Application in Environment
Publish Date:: 2011-6-14 Author/From:: GPS/wtd
To sustain the Earth's environment while balancing human needs requires better decision making with more up-to-date information. Gathering accurate and timely information has been one of the greatest challenges facing both government and private organizations that must make these decisions. The Global Positioning System (GPS) helps to address that need.
Data collection systems provide decision makers with descriptive information and accurate positional data about items that are spread across many kilometers of terrain. By connecting position information with other types of data, it is possible to analyze many environmental problems from a new perspective. Position data collected through GPS can be imported into geographic information system (GIS) software, allowing spatial aspects to be analyzed with other information to create a far more complete understanding of a particular situation than might be possible through conventional means.
Aerial studies of some of the world's most impenetrable wilderness are conducted with the aid of GPS technology to evaluate an area’s wildlife, terrain, and human infrastructure. By tagging imagery with GPS coordinates it is possible to evaluate conservation efforts and assist in strategy planning.
Some nations collect and use mapping information to manage their regulatory programs such as the control of royalties from mining operations, delineation of borders, and the management of logging in their forests.
GPS technology supports efforts to understand and forecast changes in the environment. By integrating GPS measurements into operational methods used by meteorologists, the atmosphere’s water content can be determined, improving the accuracy of weather forecasts. In addition, the proliferation of GPS tidal tracking sites, and improvement in estimating the vertical component of a site’s position from GPS measurements, present a unique opportunity to directly observe the effects of ocean tides.

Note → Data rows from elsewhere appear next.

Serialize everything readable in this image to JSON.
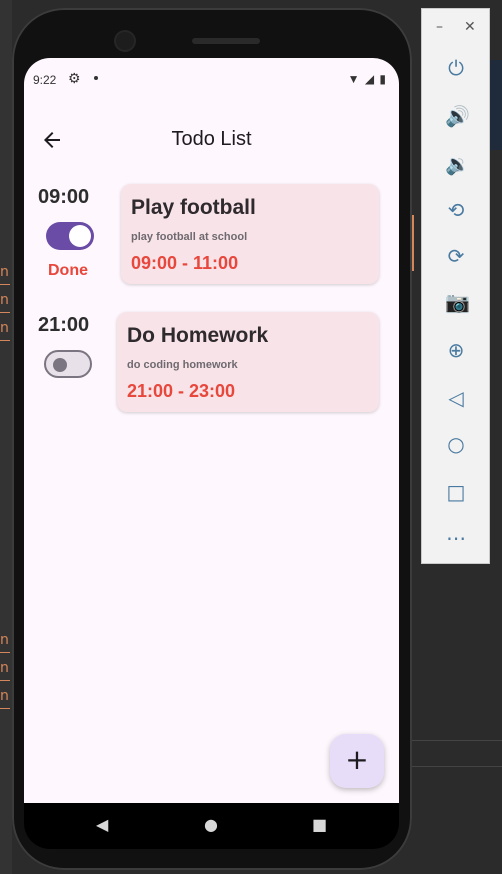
{
  "status_bar": {
    "time": "9:22",
    "icons": [
      "gear-icon",
      "dot-icon",
      "wifi-icon",
      "signal-icon",
      "battery-icon"
    ]
  },
  "app_bar": {
    "title": "Todo List",
    "back_icon": "arrow-left-icon"
  },
  "todos": [
    {
      "time": "09:00",
      "done": true,
      "done_label": "Done",
      "title": "Play football",
      "description": "play football at school",
      "range": "09:00 - 11:00"
    },
    {
      "time": "21:00",
      "done": false,
      "done_label": "",
      "title": "Do Homework",
      "description": "do coding homework",
      "range": "21:00 - 23:00"
    }
  ],
  "fab": {
    "label": "+"
  },
  "colors": {
    "accent": "#6a4ca6",
    "done_red": "#e8473c",
    "card_bg": "#f8e3e8",
    "screen_bg": "#fef7fd",
    "fab_bg": "#e8ddf8"
  },
  "emulator_toolbar": {
    "window_controls": [
      "minimize-icon",
      "close-icon"
    ],
    "buttons": [
      "power-icon",
      "volume-up-icon",
      "volume-down-icon",
      "rotate-left-icon",
      "rotate-right-icon",
      "camera-icon",
      "zoom-icon",
      "back-icon",
      "home-icon",
      "overview-icon",
      "more-icon"
    ]
  },
  "nav_bar": [
    "back-triangle-icon",
    "home-circle-icon",
    "recents-square-icon"
  ]
}
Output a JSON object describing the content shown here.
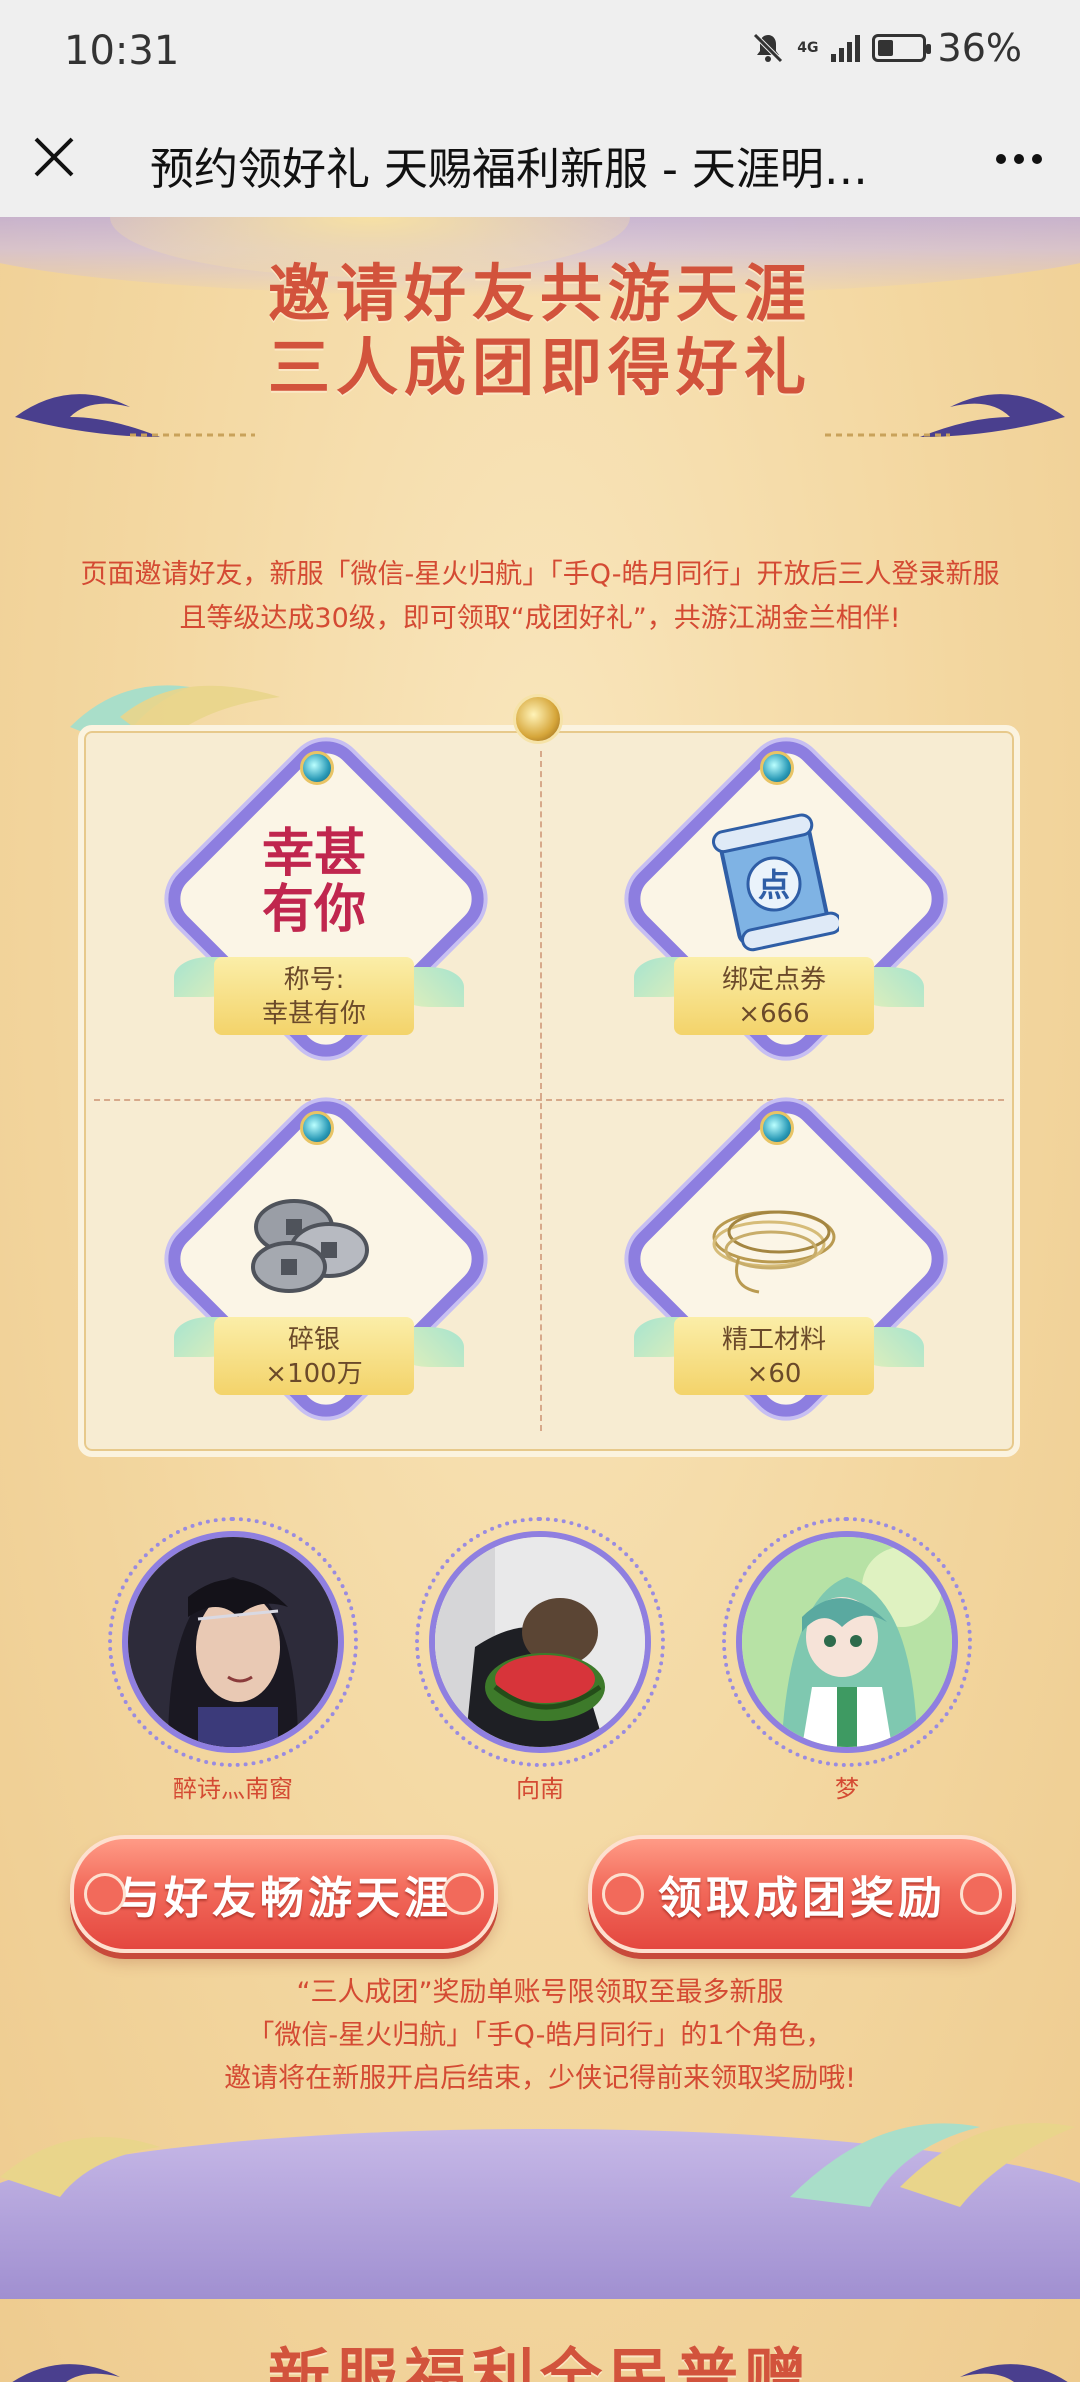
{
  "status_bar": {
    "time": "10:31",
    "network": "4G",
    "battery": "36%",
    "battery_level": 0.36
  },
  "title_bar": {
    "title": "预约领好礼 天赐福利新服 - 天涯明…"
  },
  "invite": {
    "heading_line1": "邀请好友共游天涯",
    "heading_line2": "三人成团即得好礼",
    "desc_line1": "页面邀请好友，新服「微信-星火归航」「手Q-皓月同行」开放后三人登录新服",
    "desc_line2": "且等级达成30级，即可领取“成团好礼”，共游江湖金兰相伴!"
  },
  "rewards": [
    {
      "art_text": "幸甚有你",
      "line1": "称号:",
      "line2": "幸甚有你",
      "icon": "calligraphy-title-icon"
    },
    {
      "art_text": "点",
      "line1": "绑定点券",
      "line2": "×666",
      "icon": "scroll-voucher-icon"
    },
    {
      "line1": "碎银",
      "line2": "×100万",
      "icon": "silver-coins-icon"
    },
    {
      "line1": "精工材料",
      "line2": "×60",
      "icon": "golden-thread-icon"
    }
  ],
  "team": [
    {
      "name": "醉诗灬南窗",
      "avatar": "male-character-avatar"
    },
    {
      "name": "向南",
      "avatar": "photo-watermelon-avatar"
    },
    {
      "name": "梦",
      "avatar": "green-hair-girl-avatar"
    }
  ],
  "buttons": {
    "invite": "与好友畅游天涯",
    "claim": "领取成团奖励"
  },
  "note": {
    "line1": "“三人成团”奖励单账号限领取至最多新服",
    "line2": "「微信-星火归航」「手Q-皓月同行」的1个角色，",
    "line3": "邀请将在新服开启后结束，少侠记得前来领取奖励哦!"
  },
  "next_section": {
    "heading": "新服福利全民普赠"
  }
}
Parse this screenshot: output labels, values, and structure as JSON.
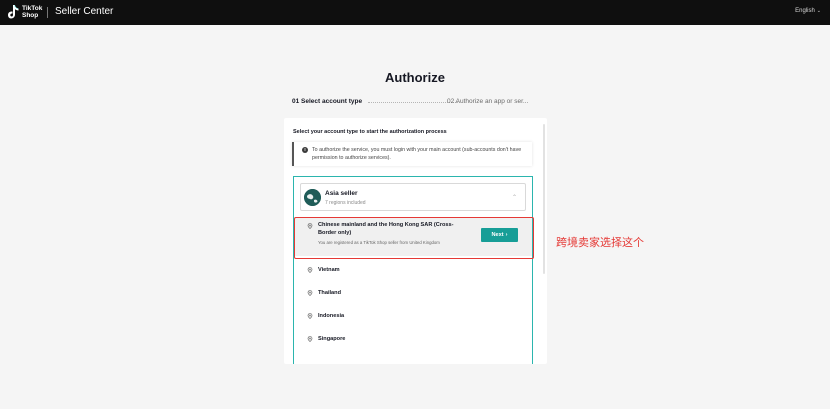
{
  "header": {
    "logo_line1": "TikTok",
    "logo_line2": "Shop",
    "brand": "Seller Center",
    "language": "English",
    "language_icon": "chevron-down-icon"
  },
  "page": {
    "title": "Authorize",
    "steps": [
      {
        "label": "01 Select account type",
        "active": true
      },
      {
        "label": "02 Authorize an app or ser...",
        "active": false
      }
    ],
    "instruction": "Select your account type to start the authorization process",
    "notice": {
      "icon": "info-icon",
      "text": "To authorize the service, you must login with your main account (sub-accounts don't have permission to authorize services)."
    },
    "seller_group": {
      "title": "Asia seller",
      "subtitle": "7 regions included",
      "expanded": true
    },
    "selected_region": {
      "name": "Chinese mainland and the Hong Kong SAR (Cross-Border only)",
      "description": "You are registered as a TikTok Shop seller from United Kingdom",
      "button": "Next"
    },
    "regions": [
      {
        "name": "Vietnam"
      },
      {
        "name": "Thailand"
      },
      {
        "name": "Indonesia"
      },
      {
        "name": "Singapore"
      }
    ]
  },
  "annotation": {
    "text": "跨境卖家选择这个",
    "color": "#e53935"
  },
  "colors": {
    "accent": "#179e97",
    "topbar": "#0f0f0f",
    "highlight": "#e53935"
  }
}
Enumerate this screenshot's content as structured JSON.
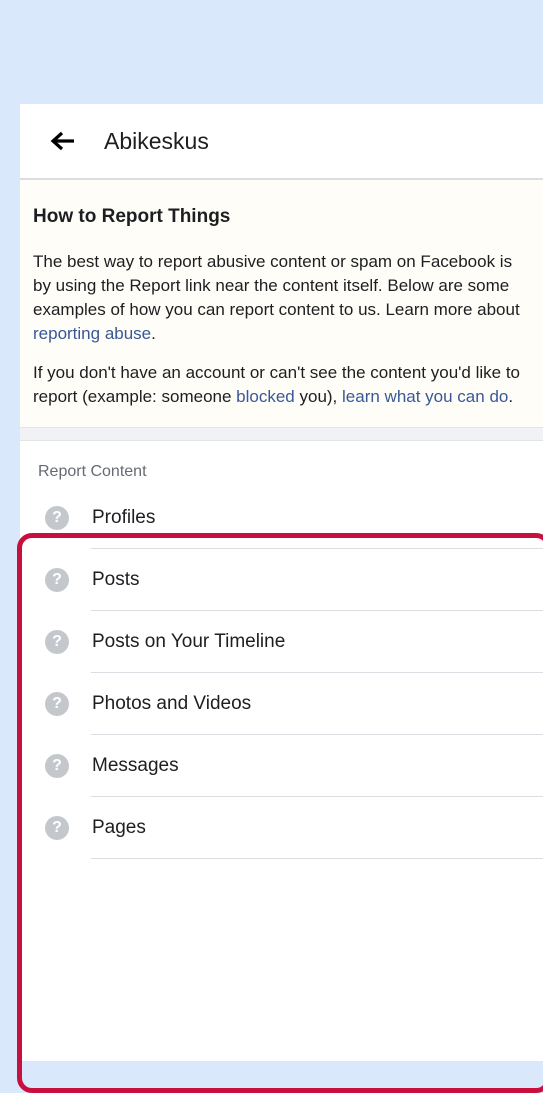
{
  "header": {
    "title": "Abikeskus"
  },
  "info": {
    "title": "How to Report Things",
    "para1_text": "The best way to report abusive content or spam on Facebook is by using the Report link near the content itself. Below are some examples of how you can report content to us. Learn more about ",
    "para1_link": "reporting abuse",
    "para1_end": ".",
    "para2_start": "If you don't have an account or can't see the content you'd like to report (example: someone ",
    "para2_link1": "blocked",
    "para2_mid": " you), ",
    "para2_link2": "learn what you can do",
    "para2_end": "."
  },
  "section": {
    "title": "Report Content",
    "items": [
      {
        "label": "Profiles"
      },
      {
        "label": "Posts"
      },
      {
        "label": "Posts on Your Timeline"
      },
      {
        "label": "Photos and Videos"
      },
      {
        "label": "Messages"
      },
      {
        "label": "Pages"
      }
    ]
  },
  "icons": {
    "back": "back-arrow-icon",
    "item": "question-icon"
  },
  "colors": {
    "link": "#385898",
    "highlight": "#c8103e",
    "background": "#d9e8fb"
  }
}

GPS receivers mounted on buoys track the movement and spread of oil spills. Helicopters use GPS to map the perimeter of forest fires and allow efficient use of fire fighting resources.
The migratory patterns of endangered species, such as the mountain gorillas of Rwanda, are tracked and mapped using GPS, helping to preserve and enhance declining populations.
In earthquake prone areas such as the Pacific Rim, GPS is playing an increasingly prominent role in helping scientists to anticipate earthquakes. Using the precise position information provided by GPS, scientists can study how strain builds up slowly over time in an attempt to characterize, and in the future perhaps anticipate, earthquakes.
Another benefit to using GPS is timeliness with which critical products can be generated. Because GPS data are in a digital form available at all times and in all parts of the world, they can be captured and analyzed very quickly. This means that it is possible for analysis to be completed in hours or days rather than weeks or months, thus ensuring that the final product is timelier. With the rapid pace of change in the world today, these savings in time can be critical.
The modernization of GPS will further enhance the support of GPS technology to the study and management of the world’s environment. The United States is committed to implementing two additional civilian signals that will provide ecological and conservation applications with increased accuracy, availability, and reliability. Tropical rain forest ecology, for example, will benefit from the increased availability of GPS within heavy foliage areas and the reduction of spatial error in fine-scale vegetation mapping.